Phased approaches can also help mitigate the need for lab-based patch testing. Roll out patches first to trusted users, like members of the IT team or users who’ve volunteered. That way, technologically proficient users act as part of the patch testing phase, since they’re better equipped to deal with patch-related problems and to communicate those problems to IT for resolution. Later phases can target the major user populations in the organisation.
6. Support a good user experience
One reason that patch management can become tedious is its impact on the organisation’s users. Users who don’t realise a patch is coming might be very surprised when their computer abruptly restarts in the middle of the workday. Users with no control over or input into that process might become frustrated. All of that feeds back to the IT team, which has to placate, console and educate users – creating unneeded overhead.
Part of a good user experience is giving users some control over the patching process. Set deadlines that define when a patch must be installed, but give users the ability to postpone the install up to that deadline – or to opt to conduct the installation right away.
Communication is also part of a good user experience. Helping users understand that patches are available, when they must be installed, and when they may be installed, all helps reduce negative impact and user downtime – as well as user frustration.
7. Support a good administrator experience
One of the more difficult aspects of patch management has always been the administrator’s experience. With a proper patching solution, administrators should be able to coordinate patch updates across complex and distributed user bases, and have visibility into the patching phases on a per-machine basis.
In addition, administrators need to focus on what has failed, meaning they need reports and alerts that help them concentrate their attention on the systems that require attention. Reports that identify non-compliant computers, alerts that trigger administrator responses to failures and other tools can all help simplify patch management over time.
8. Stay organised
Proper organisation is critical to effective patch management. Every day, you may receive dozens or even hundreds of software updates. Simply reviewing them, categorising them, and selecting approved ones for deployment can quickly become a full-time job – something not every organisation can afford.
The first way to stay organised is to use a single patch management tool that can accommodate your entire environment.

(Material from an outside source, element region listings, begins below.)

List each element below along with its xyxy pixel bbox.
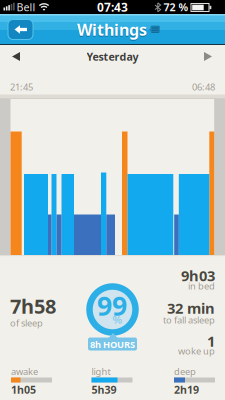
staticText: 8h HOURS [90,338,135,351]
button[interactable] [8,20,33,40]
staticText: 99 [97,288,127,323]
staticText: 5h39 [92,382,116,397]
staticText: to fall asleep [163,314,215,326]
staticText: Bell [16,0,36,14]
staticText: Withings [77,19,147,40]
staticText: Yesterday [86,49,138,64]
staticText: 06:48 [192,81,215,93]
button[interactable] [204,52,212,61]
staticText: 9h03 [181,266,215,285]
staticText: Withings [77,20,147,41]
staticText: % [112,312,122,327]
staticText: 07:43 [97,0,128,15]
staticText: 72 % [164,0,188,14]
staticText: light [92,365,110,378]
staticText: 2h19 [174,382,199,397]
staticText: 21:45 [10,81,33,93]
staticText: 7h58 [10,293,56,319]
staticText: woke up [178,345,215,357]
staticText: awake [11,365,38,378]
button[interactable] [150,26,160,33]
staticText: of sleep [10,317,43,329]
button[interactable] [12,52,20,61]
staticText: in bed [188,280,215,292]
staticText: 1h05 [11,382,36,397]
staticText: 1 [207,331,215,351]
staticText: 32 min [167,298,215,318]
staticText: deep [174,365,196,378]
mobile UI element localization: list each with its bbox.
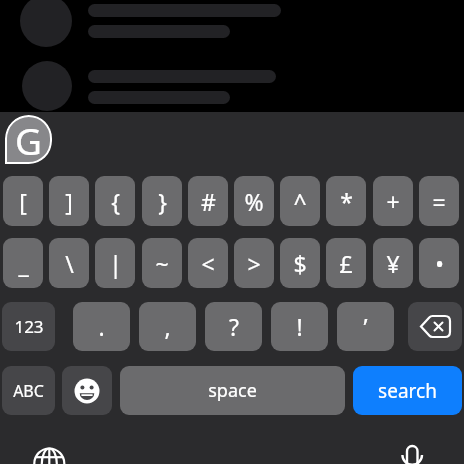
- button[interactable]: ABC: [2, 366, 55, 415]
- staticText: ~: [155, 248, 169, 279]
- button[interactable]: +: [373, 176, 413, 226]
- button[interactable]: space: [120, 366, 345, 415]
- button[interactable]: ]: [49, 176, 89, 226]
- staticText: |: [109, 248, 122, 279]
- button[interactable]: .: [73, 302, 130, 351]
- button[interactable]: ,: [139, 302, 196, 351]
- button[interactable]: [408, 302, 462, 351]
- staticText: _: [18, 248, 29, 279]
- button[interactable]: #: [188, 176, 228, 226]
- staticText: G: [15, 115, 42, 164]
- staticText: ABC: [13, 380, 44, 402]
- button[interactable]: •: [419, 238, 459, 288]
- staticText: $: [293, 248, 307, 279]
- button[interactable]: [33, 446, 66, 464]
- staticText: #: [201, 186, 216, 217]
- button[interactable]: |: [95, 238, 135, 288]
- staticText: <: [201, 248, 215, 279]
- button[interactable]: ¥: [373, 238, 413, 288]
- staticText: ?: [229, 311, 239, 342]
- button[interactable]: 123: [2, 302, 55, 351]
- button[interactable]: =: [419, 176, 459, 226]
- staticText: space: [208, 378, 257, 403]
- staticText: +: [386, 186, 400, 217]
- staticText: >: [247, 248, 261, 279]
- button[interactable]: [: [3, 176, 43, 226]
- staticText: =: [432, 186, 446, 217]
- button[interactable]: ’: [337, 302, 394, 351]
- staticText: %: [244, 186, 264, 217]
- staticText: 123: [14, 315, 44, 338]
- button[interactable]: >: [234, 238, 274, 288]
- button[interactable]: ?: [205, 302, 262, 351]
- button[interactable]: }: [142, 176, 182, 226]
- button[interactable]: £: [326, 238, 366, 288]
- staticText: •: [435, 248, 444, 279]
- staticText: *: [340, 186, 353, 217]
- button[interactable]: [62, 366, 112, 415]
- staticText: .: [98, 311, 105, 342]
- button[interactable]: !: [271, 302, 328, 351]
- staticText: ’: [363, 311, 368, 342]
- button[interactable]: {: [95, 176, 135, 226]
- staticText: ]: [65, 186, 73, 217]
- button[interactable]: ^: [280, 176, 320, 226]
- staticText: !: [296, 311, 303, 342]
- button[interactable]: *: [326, 176, 366, 226]
- staticText: search: [378, 378, 437, 404]
- staticText: ^: [293, 186, 307, 217]
- button[interactable]: $: [280, 238, 320, 288]
- button[interactable]: ~: [142, 238, 182, 288]
- staticText: [: [19, 186, 27, 217]
- button[interactable]: _: [3, 238, 43, 288]
- staticText: ¥: [386, 248, 400, 279]
- button[interactable]: G: [5, 115, 52, 164]
- staticText: £: [339, 248, 353, 279]
- staticText: \: [65, 248, 74, 279]
- button[interactable]: [398, 444, 426, 464]
- staticText: {: [111, 186, 120, 217]
- button[interactable]: <: [188, 238, 228, 288]
- staticText: ,: [164, 311, 171, 342]
- button[interactable]: \: [49, 238, 89, 288]
- staticText: }: [158, 186, 167, 217]
- button[interactable]: search: [353, 366, 462, 415]
- button[interactable]: %: [234, 176, 274, 226]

Seeing all of your patches in one place will enable far better organisation than having to review patch lists in a mish- mash of different tools.
Having only one solution also enables you more control over scheduling patches, and will allow you to set up patch windows with hard stops to ensure minimal interruption for users during business hours.

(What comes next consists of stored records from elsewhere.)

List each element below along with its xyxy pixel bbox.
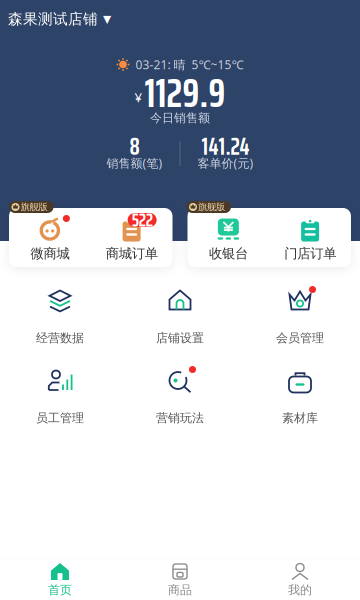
staticText: 经营数据: [36, 331, 84, 345]
button[interactable]: 门店订单: [269, 218, 351, 260]
staticText: 员工管理: [36, 411, 84, 425]
staticText: 会员管理: [276, 331, 324, 345]
button[interactable]: 商品: [120, 558, 240, 600]
staticText: 商品: [168, 583, 192, 597]
button[interactable]: 经营数据: [0, 288, 120, 344]
staticText: 微商城: [30, 245, 69, 262]
staticText: 522: [132, 205, 153, 235]
staticText: 商城订单: [106, 245, 158, 262]
staticText: 我的: [288, 583, 312, 597]
staticText: 森果测试店铺: [8, 10, 98, 28]
button[interactable]: 522: [91, 218, 173, 260]
staticText: 店铺设置: [156, 331, 204, 345]
staticText: 141.24: [202, 128, 250, 165]
button[interactable]: 微商城: [9, 218, 91, 260]
staticText: 03-21: 晴 5℃~15℃: [136, 56, 244, 72]
button[interactable]: 营销玩法: [120, 368, 240, 424]
staticText: 素材库: [282, 411, 318, 425]
staticText: 1129.9: [144, 62, 226, 124]
button[interactable]: 我的: [240, 558, 360, 600]
staticText: 门店订单: [284, 245, 336, 262]
staticText: 收银台: [209, 245, 248, 262]
button[interactable]: 员工管理: [0, 368, 120, 424]
staticText: ▼: [103, 13, 111, 25]
button[interactable]: 素材库: [240, 368, 360, 424]
staticText: 旗舰版: [198, 201, 225, 213]
staticText: 销售额(笔): [106, 155, 162, 171]
button[interactable]: 收银台: [188, 218, 269, 260]
button[interactable]: 会员管理: [240, 288, 360, 344]
staticText: 客单价(元): [198, 155, 254, 171]
button[interactable]: 店铺设置: [120, 288, 240, 344]
staticText: 今日销售额: [150, 111, 210, 125]
button[interactable]: 首页: [0, 558, 120, 600]
staticText: 旗舰版: [20, 201, 48, 213]
staticText: 首页: [48, 583, 72, 597]
staticText: 营销玩法: [156, 411, 204, 425]
staticText: 8: [130, 128, 140, 165]
staticText: ¥: [134, 88, 142, 106]
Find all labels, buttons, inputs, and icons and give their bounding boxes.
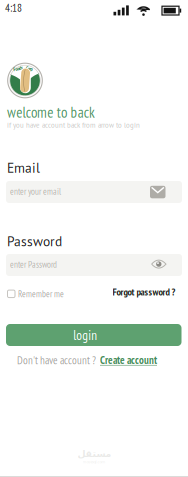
staticText: مستقل xyxy=(77,448,111,459)
staticText: if you have account back from arrow to l… xyxy=(7,119,140,130)
staticText: Foods xyxy=(13,65,23,72)
staticText: Password xyxy=(7,232,62,250)
staticText: welcome to back xyxy=(7,102,95,122)
staticText: Don't have account ? xyxy=(17,353,96,367)
button[interactable]: Show password xyxy=(151,260,167,270)
button[interactable]: login xyxy=(6,324,182,346)
staticText: enter your email xyxy=(10,186,61,197)
staticText: Email xyxy=(7,159,40,176)
staticText: enter Password xyxy=(10,258,57,270)
staticText: Create account xyxy=(100,353,157,367)
staticText: 4:18 xyxy=(5,0,22,15)
staticText: Corp xyxy=(26,65,33,72)
staticText: mostaql.com xyxy=(82,459,106,464)
button[interactable]: Remember me xyxy=(8,288,64,300)
button[interactable]: Create account xyxy=(100,353,157,367)
staticText: Remember me xyxy=(18,288,64,300)
staticText: Forgot password ? xyxy=(112,285,176,298)
staticText: login xyxy=(73,327,97,344)
button[interactable]: Forgot password ? xyxy=(112,285,176,298)
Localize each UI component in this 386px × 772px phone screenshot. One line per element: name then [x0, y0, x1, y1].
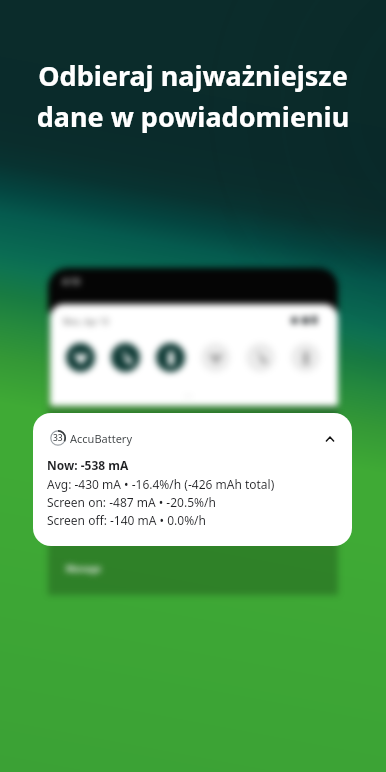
staticText: Now: -538 mA	[47, 457, 129, 473]
button[interactable]: Collapse notification	[315, 423, 345, 453]
button[interactable]: Quick setting	[111, 343, 140, 372]
button[interactable]: Quick setting	[246, 343, 275, 372]
staticText: 33	[53, 432, 63, 444]
staticText: AccuBattery	[70, 431, 133, 446]
button[interactable]: Quick setting	[66, 343, 95, 372]
staticText: Odbieraj najważniejsze dane w powiadomie…	[20, 57, 366, 135]
button[interactable]: Quick setting	[156, 343, 185, 372]
staticText: Manage	[66, 562, 101, 574]
staticText: 4:10	[62, 275, 80, 287]
staticText: Screen off: -140 mA • 0.0%/h	[47, 512, 207, 528]
button[interactable]: Quick setting	[201, 343, 230, 372]
staticText: Mon, Apr 10	[63, 316, 109, 327]
staticText: Screen on: -487 mA • -20.5%/h	[47, 494, 216, 510]
button[interactable]: 33	[33, 413, 352, 546]
button[interactable]: Quick setting	[291, 343, 320, 372]
staticText: Avg: -430 mA • -16.4%/h (-426 mAh total)	[47, 476, 275, 492]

One reason many organisations fail to develop a mature patch management policy is the plethora of free tools, solutions and approaches that exist in the marketplace.

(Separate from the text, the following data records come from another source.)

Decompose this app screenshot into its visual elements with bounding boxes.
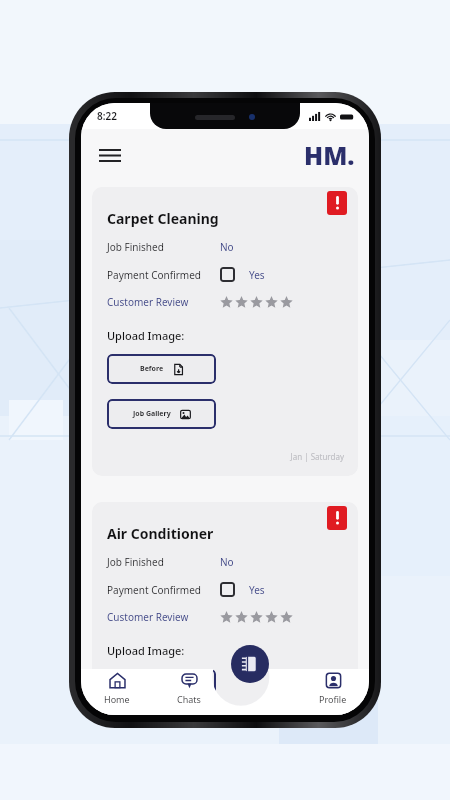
staticText: 8:22 (97, 109, 117, 123)
staticText: Home (104, 693, 130, 705)
button[interactable]: Before (107, 669, 216, 699)
staticText: Air Conditioner (107, 524, 214, 543)
staticText: Payment Confirmed (107, 268, 220, 282)
staticText: Upload Image: (107, 643, 185, 658)
button[interactable]: Payment confirmed checkbox (220, 582, 235, 597)
staticText: Upload Image: (107, 328, 185, 343)
button[interactable]: Before (107, 354, 216, 384)
staticText: Job Gallery (133, 409, 171, 419)
button[interactable]: Profile (297, 671, 369, 715)
staticText: Job Finished (107, 240, 220, 254)
button[interactable]: Jobs (231, 645, 269, 683)
staticText: Payment Confirmed (107, 583, 220, 597)
staticText: Before (140, 364, 164, 374)
staticText: Yes (249, 268, 265, 282)
staticText: Jan | Saturday (107, 451, 344, 462)
staticText: Customer Review (107, 295, 220, 309)
staticText: Carpet Cleaning (107, 209, 219, 228)
button[interactable]: Carpet Cleaning (92, 187, 358, 476)
staticText: Profile (319, 693, 347, 705)
button[interactable]: Chats (153, 671, 225, 715)
button[interactable]: HM. (304, 138, 355, 172)
button[interactable]: Alert (327, 191, 347, 215)
staticText: Yes (249, 583, 265, 597)
button[interactable]: Job Gallery (107, 399, 216, 429)
button[interactable]: Rate 5 stars (220, 296, 295, 309)
staticText: HM. (304, 138, 355, 172)
staticText: Chats (177, 693, 201, 705)
staticText: Job Finished (107, 555, 220, 569)
button[interactable]: Air Conditioner (92, 502, 358, 715)
button[interactable]: Alert (327, 506, 347, 530)
button[interactable]: Home (81, 671, 153, 715)
staticText: No (220, 240, 234, 254)
staticText: Customer Review (107, 610, 220, 624)
button[interactable]: Rate 5 stars (220, 611, 295, 624)
button[interactable]: Payment confirmed checkbox (220, 267, 235, 282)
button[interactable]: Menu (93, 142, 127, 169)
staticText: No (220, 555, 234, 569)
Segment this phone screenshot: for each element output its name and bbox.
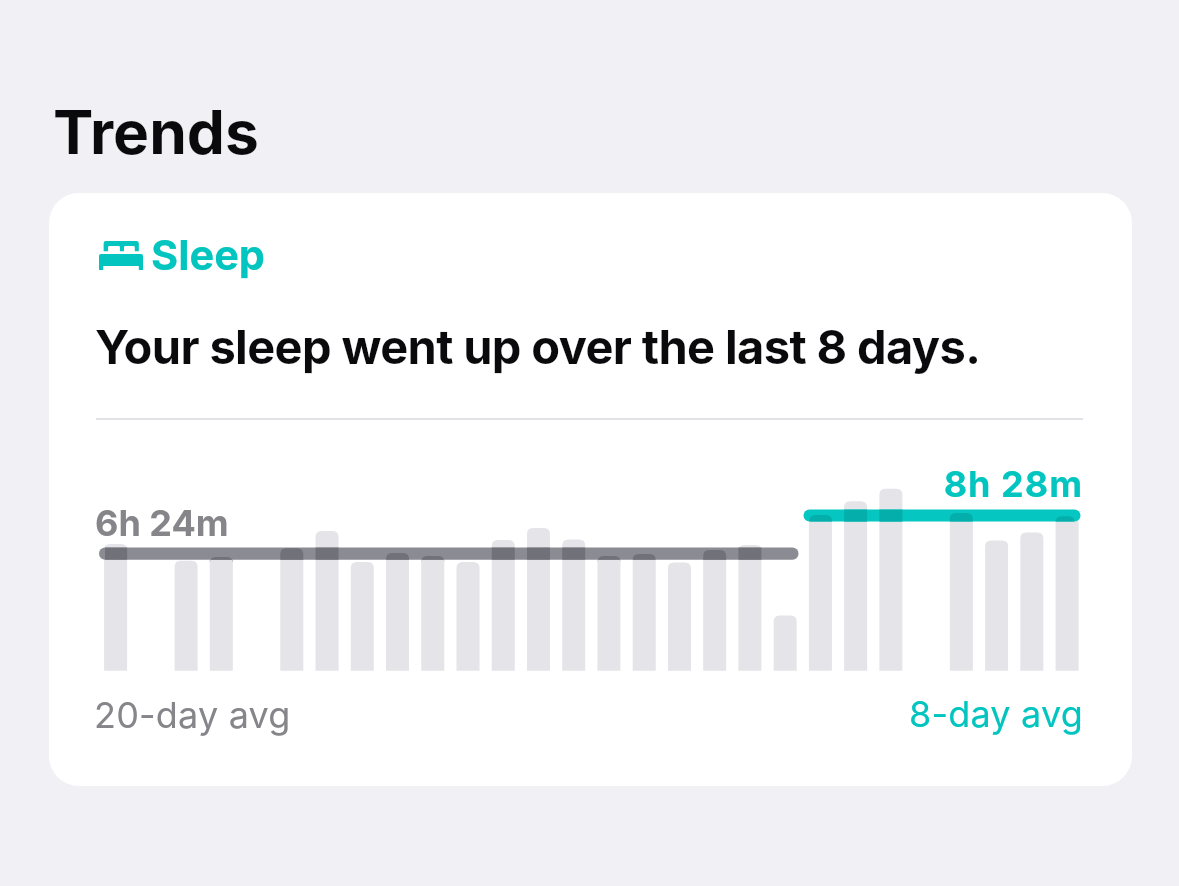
other: Sleep (99, 241, 143, 270)
staticText: Your sleep went up over the last 8 days. (95, 318, 981, 375)
staticText: 6h 24m (95, 501, 229, 545)
staticText: Trends (53, 95, 259, 168)
staticText: 20-day avg (94, 693, 291, 737)
staticText: Sleep (151, 230, 266, 280)
staticText: 8-day avg (700, 692, 1083, 736)
button[interactable]: Sleep (49, 193, 1132, 786)
staticText: 8h 28m (800, 462, 1083, 506)
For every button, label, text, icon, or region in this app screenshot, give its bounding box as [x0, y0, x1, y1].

For example, a massive multinational enterprise with tens of thousands of users and a huge IT department can probably afford the overhead of a massive, large-scale patch management system.
But at the other end of the spectrum are organisations that can’t afford to have dedicated IT staff managing a patch management tool. Should they adopt the wrong tool or approach, they will find themselves frustrated, overwhelmed, unsuccessful, and, more importantly, at risk for security breaches.
It’s important to choose a patch management approach and associated tools that fit your organisation. Consider the overhead you’re willing to deal with, the size of your environment, and the amount of time you have to plan and deploy a solution.